O covid19 no século XXI se apresenta como um inimigo muito mais poderoso do que a gripe espanhola: o avanço da ciência, da tecnologia e da saúde e das tecnologias da informação e comunicação, possibilitaram um grande poder de resistência ao vírus. Tanto no aspecto da saúde e da medicina (hospitais, médicos, enfermeiros e profissionais da saúde) quanto no “front” não farmacológico que é a capacidade de isolamento.
A tecnologia está assegurando a humanidade uma capacidade de resistência no isolamento, impensáveis até a metade do século XX.
Se o isolamento está sendo terrível para as atividades da economia criativa – cultura, turismo, entretenimento, gastronomia, esporte – e afetando profundamente o comercio, os transportes, outras atividades estão sendo mantidas graças aos recursos tecnológicos.
E mesmo a perda mais sentida dos teatros, cinemas, espetáculos, a cultura resiste “online” e os livros ganharam um novo protagonismo.
A televisão, o rádio e internet tornaram a vida isolada muito menos penosa, principalmente para os grupos de risco.
A internet possibilitou ainda o tele trabalho pra bancos, parte do comércio, sistema financeiro e parte do sistema elétrico. Jornais, blogs, portais de notícias são feitos parcialmente em casa.
Teleconferências realizadas até pelos celulares garantem a continuidade de muitos setores produtivos que estariam paralisados.
Assim, foi possível um isolamento social com a continuidade de parte considerável das atividades econômicas. As heroicas e conscientes ações realizadas em hospitais tradicionais e de campanha pelos profissionais da saúde estão reduzindo a letalidade do novo coronavírus.
Na China socialista, onde o isolamento foi tomado como uma tarefa partidária e revolucionaria de todos e de cada um, onde nem se colocou a falsa dicotomia “vida ou economia”, já se observa um forte sinal de reversão da pandemia.
Em compensação na Itália e nos EUA, principalmente em Nova York, onde as forças do capital conseguiram retardar o isolamento, a pandemia está sendo muito mais devastadora.
Vai ficando cada vez mais claro que não há uma dicotomia entre a vida e a economia.
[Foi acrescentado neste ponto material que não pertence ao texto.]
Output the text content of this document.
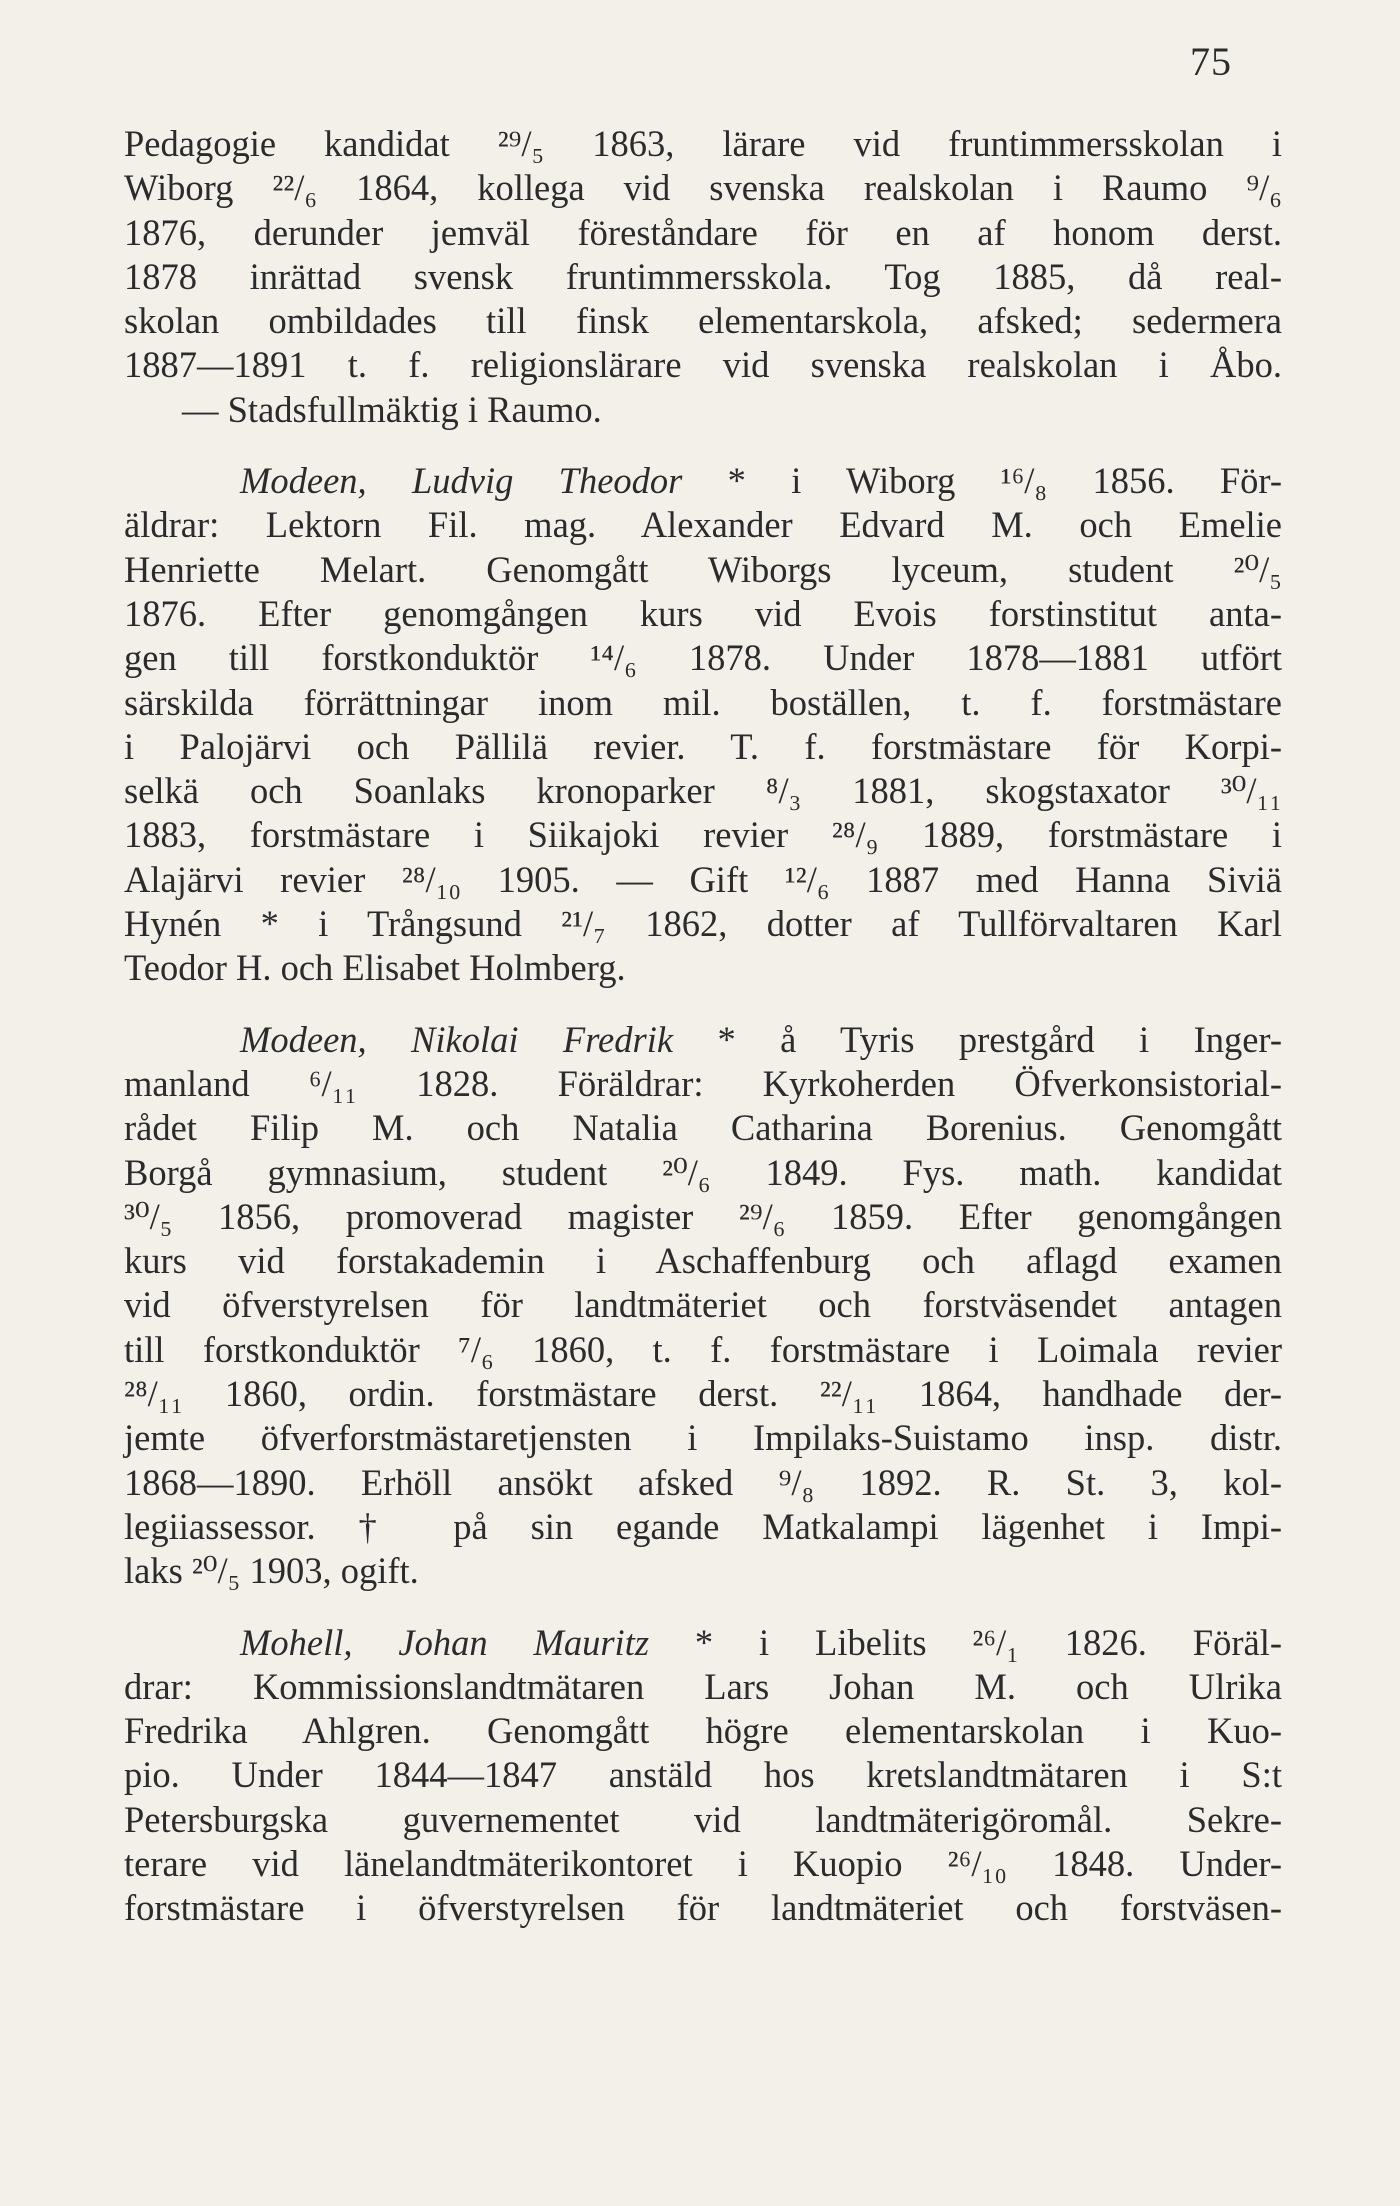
75
Pedagogie kandidat ²⁹/₅ 1863, lärare vid fruntimmersskolan i
Wiborg ²²/₆ 1864, kollega vid svenska realskolan i Raumo ⁹/₆
1876, derunder jemväl föreståndare för en af honom derst.
1878 inrättad svensk fruntimmersskola. Tog 1885, då real-
skolan ombildades till finsk elementarskola, afsked; sedermera
1887—1891 t. f. religionslärare vid svenska realskolan i Åbo.
— Stadsfullmäktig i Raumo.
Modeen, Ludvig Theodor * i Wiborg ¹⁶/₈ 1856. För-
äldrar: Lektorn Fil. mag. Alexander Edvard M. och Emelie
Henriette Melart. Genomgått Wiborgs lyceum, student ²⁰/₅
1876. Efter genomgången kurs vid Evois forstinstitut anta-
gen till forstkonduktör ¹⁴/₆ 1878. Under 1878—1881 utfört
särskilda förrättningar inom mil. boställen, t. f. forstmästare
i Palojärvi och Pällilä revier. T. f. forstmästare för Korpi-
selkä och Soanlaks kronoparker ⁸/₃ 1881, skogstaxator ³⁰/₁₁
1883, forstmästare i Siikajoki revier ²⁸/₉ 1889, forstmästare i
Alajärvi revier ²⁸/₁₀ 1905. — Gift ¹²/₆ 1887 med Hanna Siviä
Hynén * i Trångsund ²¹/₇ 1862, dotter af Tullförvaltaren Karl
Teodor H. och Elisabet Holmberg.
Modeen, Nikolai Fredrik * å Tyris prestgård i Inger-
manland ⁶/₁₁ 1828. Föräldrar: Kyrkoherden Öfverkonsistorial-
rådet Filip M. och Natalia Catharina Borenius. Genomgått
Borgå gymnasium, student ²⁰/₆ 1849. Fys. math. kandidat
³⁰/₅ 1856, promoverad magister ²⁹/₆ 1859. Efter genomgången
kurs vid forstakademin i Aschaffenburg och aflagd examen
vid öfverstyrelsen för landtmäteriet och forstväsendet antagen
till forstkonduktör ⁷/₆ 1860, t. f. forstmästare i Loimala revier
²⁸/₁₁ 1860, ordin. forstmästare derst. ²²/₁₁ 1864, handhade der-
jemte öfverforstmästaretjensten i Impilaks-Suistamo insp. distr.
1868—1890. Erhöll ansökt afsked ⁹/₈ 1892. R. St. 3, kol-
legiiassessor. † på sin egande Matkalampi lägenhet i Impi-
laks ²⁰/₅ 1903, ogift.
Mohell, Johan Mauritz * i Libelits ²⁶/₁ 1826. Föräl-
drar: Kommissionslandtmätaren Lars Johan M. och Ulrika
Fredrika Ahlgren. Genomgått högre elementarskolan i Kuo-
pio. Under 1844—1847 anstäld hos kretslandtmätaren i S:t
Petersburgska guvernementet vid landtmäterigöromål. Sekre-
terare vid länelandtmäterikontoret i Kuopio ²⁶/₁₀ 1848. Under-
forstmästare i öfverstyrelsen för landtmäteriet och forstväsen-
Até porque a economia é parte da vida. E foram os avanços da economia criativa (tecnologia, pesquisa, biotecnologia) que estão nos possibilitando enfrentar essa pandemia.
A verdadeira contradição, tanto nos planos de saúde das pessoas, quanto no terreno ambiental, é entre o capital e a vida.
Felizmente, mesmo entre setores do capitalismo brasileiro e seus representantes políticos, existem empresas e líderes políticos priorizando a vida e o isolamento social como forma de defender a vida. E também, a longo prazo a economia.
Oxalá se constituam em uma maioria em relação a outros setores representados politicamente pelo Presidente da República, que parecem pretender saciar com vidas a sua sede de lucros.